しばらくニュースのチェックもブログの更新も放り出したままにしていましたので、久しぶりの更新です。他にもあったのかも知れませんが、久しぶりに見た食品の産地偽装事件です。
経済学では財に3つの特性を区別します。探索属性・経験属性・信用属性の3つです。
探索というのは購入の前段階で分かる属性の事で、属性を探索して商品を買い求めることが出来るのでこの名前がついています。脂身の少ない肉が欲しい場合、肉の部位を特定したり、肉を見て脂身の少ないものを選んで買えばいいので、肉の脂身は探索属性と言えるでしょう。
第二は商品を消費すれば分かる属性です。スイカを丸ごと1個買う場合、事前に甘いかどうかは分かりません。店の人に「甘いよ」と勧められて買って帰ったらあまり甘くなかった経験はありませんか。スイカの甘さは食べるまで分かりませんが、食べれば分かるので経験属性です。
第三の信用属性は、購入前にも分かりませんが、消費後にも分からない、確認できない属性です。食用油に遺伝子組み換えでない大豆を使ったと書いてあっても、食用油から組み替え遺伝子を検出することは出来ないので、食用油の組み替え材料の使用・不使用は信用属性になります。
アメリカでツナ缶を見ると「Dolphin Safe」と書いてあることがありますが、そのツナがイルカに害を与えないような方法で収獲されたものかどうかは、食べても分かりませんから経験属性ではありません。では探索属性かというと、どうでしょう。その企業が嘘をついていることがあり得ないならば、表示を見ればDolphin Safeであることは明らかなので探索属性と言えるでしょうが、企業が信頼できなければ信用属性になるでしょう。普通は信用属性と考えますが、こうした微妙な点は用語の定義に常につきまとう問題です。
食品の産地表示もこの意味で信用属性と言えるでしょう。いや、ものすごく舌の肥えた人には牛肉の産地が分かると言う人もいるでしょう。美味しんぼの京極さんなら米の産地をあててしまうかもしれません。しかし余程の人でも人間ですから間違えることもあるでしょう。ですから、産地も信用属性と言っていいでしょう。
信用属性というのは全くやっかいなもので、企業を信じて買うか、信じられないため買わないかの選択しかありません。買う必要がある場合、企業にだまされる危険があります。従って消費者保護の観点から政府の規制が必要になるわけですが、これまでの日本の規制のように書類上問題がなければ何もしないようなものでは消費者保護は出来ません。
ではどうすればいいのでしょうか。
少し話がそれますが、学生時代中国人留学生が言っていた話を紹介したいと思います。アメリカ人は障害者用の駐車スペースに勝手に車を停める人はいないけど、中国ではルールを守らない人が多いのは何故かという議論になりました。
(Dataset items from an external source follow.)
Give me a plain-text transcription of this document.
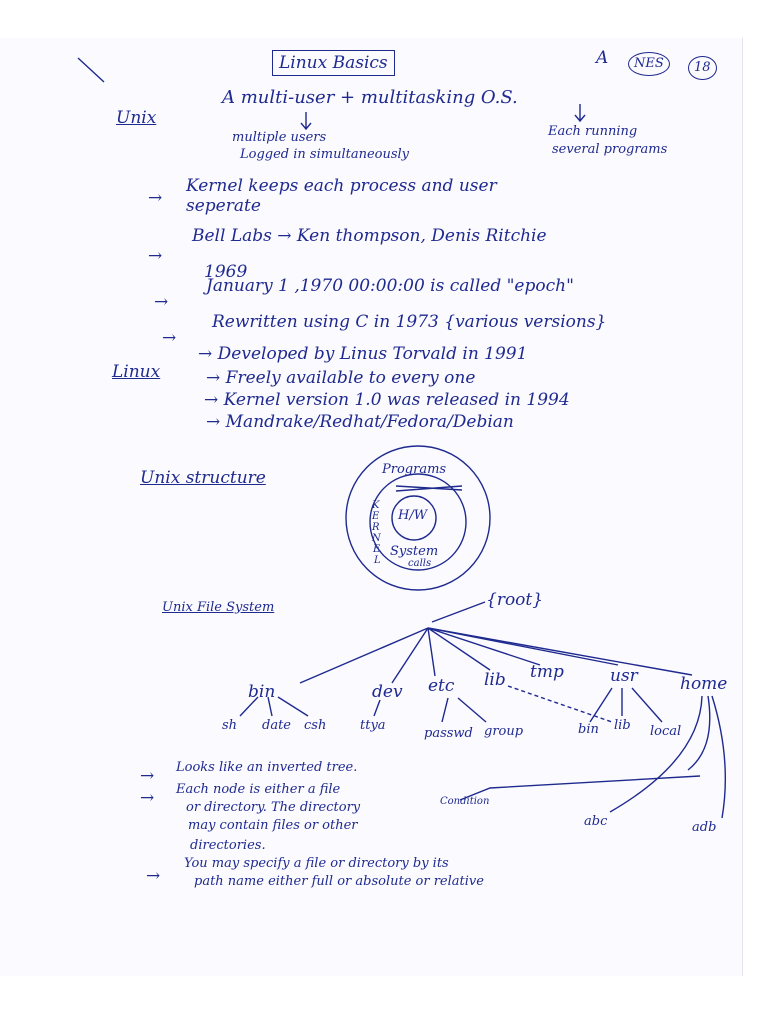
Linux Basics	A	NES	18
Unix
A multi-user + multitasking O.S.
multiple users
Logged in simultaneously
Each running
several programs
→
Kernel keeps each process and user
seperate
→
Bell Labs → Ken thompson, Denis Ritchie
1969
→
January 1 ,1970 00:00:00 is called "epoch"
→
Rewritten using C in 1973 {various versions}
Linux
→ Developed by Linus Torvald in 1991
→ Freely available to every one
→ Kernel version 1.0 was released in 1994
→ Mandrake/Redhat/Fedora/Debian
Unix structure	Programs
H/W
K
E
R
N
E
L
System
calls
Unix File System	{root}
bin	dev etc lib tmp	usr home
sh date csh	ttya
passwd group	bin lib local
abc	adb
→ Looks like an inverted tree.
→ Each node is either a file
or directory. The directory
may contain files or other
directories.
Condition
→
You may specify a file or directory by its
path name either full or absolute or relative
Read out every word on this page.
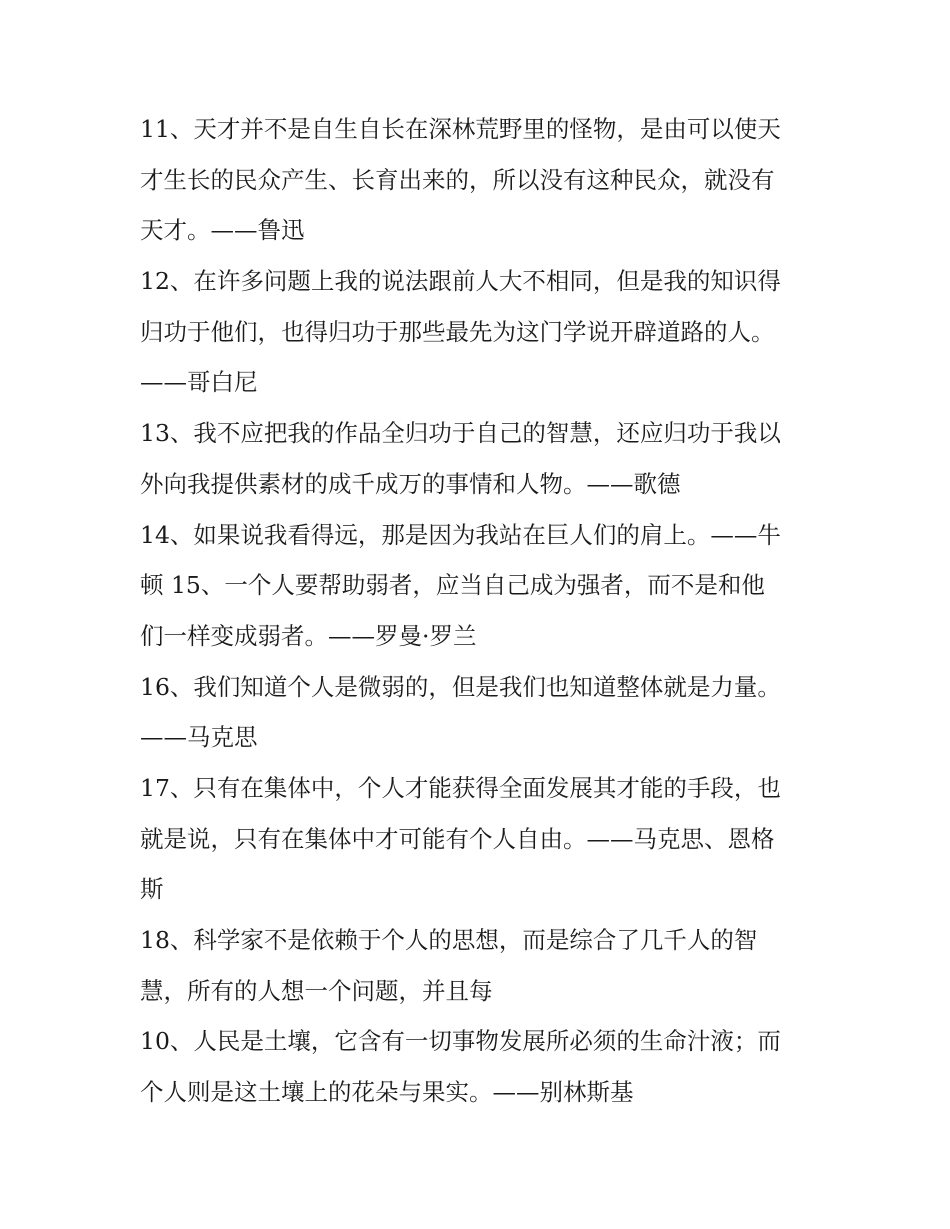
11、天才并不是自生自长在深林荒野里的怪物，是由可以使天
才生长的民众产生、长育出来的，所以没有这种民众，就没有
天才。——鲁迅
12、在许多问题上我的说法跟前人大不相同，但是我的知识得
归功于他们，也得归功于那些最先为这门学说开辟道路的人。
——哥白尼
13、我不应把我的作品全归功于自己的智慧，还应归功于我以
外向我提供素材的成千成万的事情和人物。——歌德
14、如果说我看得远，那是因为我站在巨人们的肩上。——牛
顿 15、一个人要帮助弱者，应当自己成为强者，而不是和他
们一样变成弱者。——罗曼·罗兰
16、我们知道个人是微弱的，但是我们也知道整体就是力量。
——马克思
17、只有在集体中，个人才能获得全面发展其才能的手段，也
就是说，只有在集体中才可能有个人自由。——马克思、恩格
斯
18、科学家不是依赖于个人的思想，而是综合了几千人的智
慧，所有的人想一个问题，并且每
10、人民是土壤，它含有一切事物发展所必须的生命汁液；而
个人则是这土壤上的花朵与果实。——别林斯基
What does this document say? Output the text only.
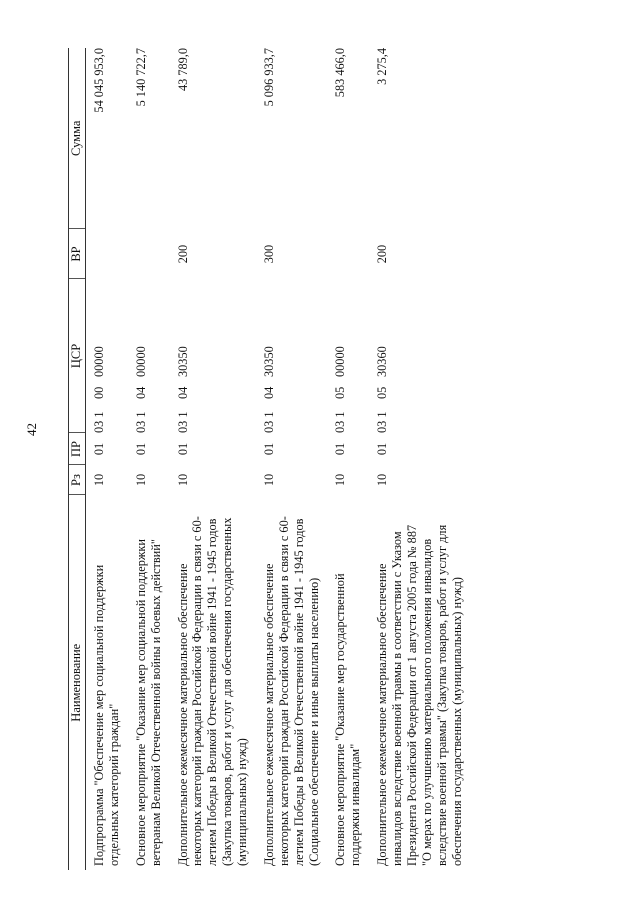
42
Наименование	Рз	ПР	ЦСР	ВР	Сумма
Подпрограмма "Обеспечение мер социальной поддержки отдельных категорий граждан"	10	01	03 10000000		54 045 953,0
Основное мероприятие "Оказание мер социальной поддержки ветеранам Великой Отечественной войны и боевых действий"	10	01	03 10400000		5 140 722,7
Дополнительное ежемесячное материальное обеспечение некоторых категорий граждан Российской Федерации в связи с 60-летием Победы в Великой Отечественной войне 1941 - 1945 годов (Закупка товаров, работ и услуг для обеспечения государственных (муниципальных) нужд)	10	01	03 10430350	200	43 789,0
Дополнительное ежемесячное материальное обеспечение некоторых категорий граждан Российской Федерации в связи с 60-летием Победы в Великой Отечественной войне 1941 - 1945 годов (Социальное обеспечение и иные выплаты населению)	10	01	03 10430350	300	5 096 933,7
Основное мероприятие "Оказание мер государственной поддержки инвалидам"	10	01	03 10500000		583 466,0
Дополнительное ежемесячное материальное обеспечение инвалидов вследствие военной травмы в соответствии с Указом Президента Российской Федерации от 1 августа 2005 года № 887 "О мерах по улучшению материального положения инвалидов вследствие военной травмы" (Закупка товаров, работ и услуг для обеспечения государственных (муниципальных) нужд)	10	01	03 10530360	200	3 275,4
中国人学生によれば、中国では罰金が低すぎるからで、罰金を高くすればいいということでした。実際の罰金額がどれだけかは失念しましたが、シンガポールの例や、日本のタバコポイ捨ての取り組みの例を見るとあながち間違いとは言えません。
しかしその時の私の感想は、罰金をつり上げて取締りを強化するのも一つの方法ですが、それだけでは殺伐とした社会になってしまうのではないかということでした。第一、中国人に横入りや痰を吐くことをやめさせるためにまで罰金を設けるのは大変でしょう。民度を上げるには罰金というのも方法でしょうが、教育も欠かせません。
さて日本で偽装を行なった食品企業への罰則は十分に高いと言えるのでしょうか。皆さんはどう思われますか。確かに偽装がばれた企業には法的な措置がとられるだけではなく、社会経済的な制裁も加えられています。船場吉兆ですら廃業を余儀なくされました。罰は与えられているようですが、明らかに偽装を未然に防ぐほど高くはありませんよね。
では罰を厳しくしますか。それでも私の予想では偽装をゼロにすることはできません。経済学者はこういう時に限界費用という概念を用いて、さらなる取締りの強化は費用ほどの効果は得られないと言うでしょう。多少の罰則強化は構いませんが、ゼロにするために厳しくしてもあまりろくな結果にならないと考えるのです。産地偽装を行なった当事者は市中引き回しの上打ち首獄門にしたらいいと議会で決定されることはありませんが、実際にそうなったとしたらそのアホらしさが分かると思います。その場合でも偽装を行なう者は多分出てきますよ。
情けないことに、伝統的な経済学ではこの問題に大した対策を提供することが出来ません。ここでもHomo Economicus(経済人と訳され、漫画みたいに超合理的な人間像)の仮定の限界を感じます。人間の心理を考慮して、そもそも何故偽装を行なうのか、思いとどまらせるにはどうすべきかを考える方が極刑で望むより余程マシではないかと私は思いますね。